The Company received a Civil Investigative Demand (CID) from the U.S. Department of Justice (USDOJ) in December 2017 stating that it is investigating the Company to determine whether the Company has violated the False Claims Act, relating to the promotion of certain medical devices related to the treatment of atrial fibrillation for off-label use and submitted or caused to be submitted false claims to certain federal and state health care programs for medically unnecessary healthcare services related to the treatment of atrial fibrillation. The CID covers the period from January 2010 to December 2017 and required the production of documents and answers to written interrogatories. The Company had no knowledge of the investigation prior to receipt of the CID. The Company maintains rigorous policies and procedures to promote compliance with the False Claims Act and other applicable regulatory requirements. The Company provided the USDOJ with documents and answers to the written interrogatories. In March 2021, USDOJ informed the Company that its investigation was based on a lawsuit brought under federal and state False Claims Acts, and that the United States and the various states named in the lawsuit were electing not to intervene in the case. USDOJ subsequently filed a Notice of Election to Decline Intervention and to Unseal Complaint, and the case was unsealed. It is not possible to predict when this matter may be resolved or what impact, if any, the outcome of this matter might have on our consolidated financial position, results of operations, or cash flows.

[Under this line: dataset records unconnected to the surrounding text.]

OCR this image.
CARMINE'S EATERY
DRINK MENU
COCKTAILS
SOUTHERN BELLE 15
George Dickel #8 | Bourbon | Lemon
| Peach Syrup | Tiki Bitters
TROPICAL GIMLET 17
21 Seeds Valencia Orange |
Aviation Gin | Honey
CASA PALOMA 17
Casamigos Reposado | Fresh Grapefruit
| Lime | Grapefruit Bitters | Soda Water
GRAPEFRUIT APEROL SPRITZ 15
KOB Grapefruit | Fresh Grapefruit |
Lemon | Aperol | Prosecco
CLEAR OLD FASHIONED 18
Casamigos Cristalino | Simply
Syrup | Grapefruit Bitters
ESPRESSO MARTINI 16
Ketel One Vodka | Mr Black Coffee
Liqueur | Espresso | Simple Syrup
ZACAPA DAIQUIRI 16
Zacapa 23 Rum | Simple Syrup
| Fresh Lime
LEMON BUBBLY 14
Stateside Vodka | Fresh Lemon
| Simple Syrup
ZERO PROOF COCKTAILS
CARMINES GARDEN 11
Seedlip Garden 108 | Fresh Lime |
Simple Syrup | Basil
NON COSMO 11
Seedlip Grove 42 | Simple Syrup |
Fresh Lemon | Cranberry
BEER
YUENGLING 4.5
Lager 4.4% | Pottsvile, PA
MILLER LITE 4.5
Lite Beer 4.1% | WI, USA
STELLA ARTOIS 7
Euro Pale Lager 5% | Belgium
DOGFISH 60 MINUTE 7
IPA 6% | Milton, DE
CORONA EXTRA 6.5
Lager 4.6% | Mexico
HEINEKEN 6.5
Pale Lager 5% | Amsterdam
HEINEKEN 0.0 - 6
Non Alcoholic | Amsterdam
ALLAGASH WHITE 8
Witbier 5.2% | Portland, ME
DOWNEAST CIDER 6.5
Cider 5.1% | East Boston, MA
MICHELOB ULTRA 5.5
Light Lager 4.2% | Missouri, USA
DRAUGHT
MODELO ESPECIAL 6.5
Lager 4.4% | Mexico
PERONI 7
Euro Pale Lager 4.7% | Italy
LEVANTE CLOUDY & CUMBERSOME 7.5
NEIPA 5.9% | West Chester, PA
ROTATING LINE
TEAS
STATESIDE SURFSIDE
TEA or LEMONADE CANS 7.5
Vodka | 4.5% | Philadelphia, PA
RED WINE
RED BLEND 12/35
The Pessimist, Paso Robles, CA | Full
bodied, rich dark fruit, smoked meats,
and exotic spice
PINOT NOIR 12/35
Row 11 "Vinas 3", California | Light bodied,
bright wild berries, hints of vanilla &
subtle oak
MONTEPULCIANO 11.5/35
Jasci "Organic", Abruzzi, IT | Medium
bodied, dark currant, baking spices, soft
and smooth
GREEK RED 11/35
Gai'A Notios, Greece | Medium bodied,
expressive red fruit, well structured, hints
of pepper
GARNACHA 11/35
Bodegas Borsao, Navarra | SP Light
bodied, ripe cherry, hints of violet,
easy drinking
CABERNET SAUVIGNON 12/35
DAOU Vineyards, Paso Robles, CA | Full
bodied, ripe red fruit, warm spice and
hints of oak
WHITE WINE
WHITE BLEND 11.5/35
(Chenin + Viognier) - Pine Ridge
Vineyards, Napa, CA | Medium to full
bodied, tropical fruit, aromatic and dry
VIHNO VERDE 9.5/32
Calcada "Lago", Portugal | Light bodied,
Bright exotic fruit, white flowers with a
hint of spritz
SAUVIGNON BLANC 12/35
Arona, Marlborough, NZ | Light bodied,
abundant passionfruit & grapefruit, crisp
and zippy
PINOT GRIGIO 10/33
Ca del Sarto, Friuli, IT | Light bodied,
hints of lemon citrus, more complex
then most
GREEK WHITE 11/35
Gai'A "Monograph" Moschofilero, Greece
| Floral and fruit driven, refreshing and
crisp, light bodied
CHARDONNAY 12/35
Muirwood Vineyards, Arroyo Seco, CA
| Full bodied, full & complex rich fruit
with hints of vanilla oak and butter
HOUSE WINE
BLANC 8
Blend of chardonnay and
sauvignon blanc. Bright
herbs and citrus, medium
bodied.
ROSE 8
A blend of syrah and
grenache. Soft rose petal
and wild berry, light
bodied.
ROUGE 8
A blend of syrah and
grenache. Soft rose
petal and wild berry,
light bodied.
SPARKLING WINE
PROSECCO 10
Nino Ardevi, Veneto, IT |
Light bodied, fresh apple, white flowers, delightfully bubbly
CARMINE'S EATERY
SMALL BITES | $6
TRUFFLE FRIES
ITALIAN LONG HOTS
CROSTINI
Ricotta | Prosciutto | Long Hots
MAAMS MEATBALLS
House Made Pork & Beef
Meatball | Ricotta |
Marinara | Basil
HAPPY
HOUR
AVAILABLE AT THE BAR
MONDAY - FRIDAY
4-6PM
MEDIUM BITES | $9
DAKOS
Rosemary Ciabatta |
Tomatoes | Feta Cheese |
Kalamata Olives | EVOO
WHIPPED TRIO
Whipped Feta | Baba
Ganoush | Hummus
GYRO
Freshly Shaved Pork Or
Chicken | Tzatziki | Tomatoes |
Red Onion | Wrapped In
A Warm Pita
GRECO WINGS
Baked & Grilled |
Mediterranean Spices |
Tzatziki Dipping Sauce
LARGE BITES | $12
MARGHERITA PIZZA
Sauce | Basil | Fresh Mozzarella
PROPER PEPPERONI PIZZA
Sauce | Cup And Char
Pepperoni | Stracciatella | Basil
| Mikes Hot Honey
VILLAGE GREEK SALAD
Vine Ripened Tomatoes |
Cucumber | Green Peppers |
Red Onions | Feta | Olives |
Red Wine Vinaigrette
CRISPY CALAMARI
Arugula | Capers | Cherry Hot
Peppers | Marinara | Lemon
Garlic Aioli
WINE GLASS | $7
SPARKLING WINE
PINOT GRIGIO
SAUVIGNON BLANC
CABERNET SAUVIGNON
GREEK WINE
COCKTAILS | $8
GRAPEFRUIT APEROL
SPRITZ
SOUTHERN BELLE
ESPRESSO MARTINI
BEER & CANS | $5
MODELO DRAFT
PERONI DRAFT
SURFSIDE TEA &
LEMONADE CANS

The Company acquired nContact Surgical, Inc. pursuant to a merger agreement dated October 4, 2015. The merger agreement provided for contingent consideration or “earnout” to be paid upon attaining specified regulatory approvals and clinical and revenue milestones. The merger agreement’s earnout provisions required the Company to deliver periodic earnout reports to a designated representative of former nContact stockholders. In response to the reports delivered in and after February 2018, the Company received letters from representatives purporting to serve as “earnout objection statements” (as that term is defined in the merger agreement) and claim that for purposes of determining the commercial milestone payment, the Company should be including revenues of certain additional items and products that the Company has not included in its earnout statements. During February 2021, the Company entered into a settlement agreement with the former nContact stockholders requiring payment of $6,000. The Company recorded the $6,000 settlement as a component of current liabilities as of December 31, 2020 as the underlying cause occurred prior to December 31, 2020, and has made the majority of the settlement payment as of June 30, 2021.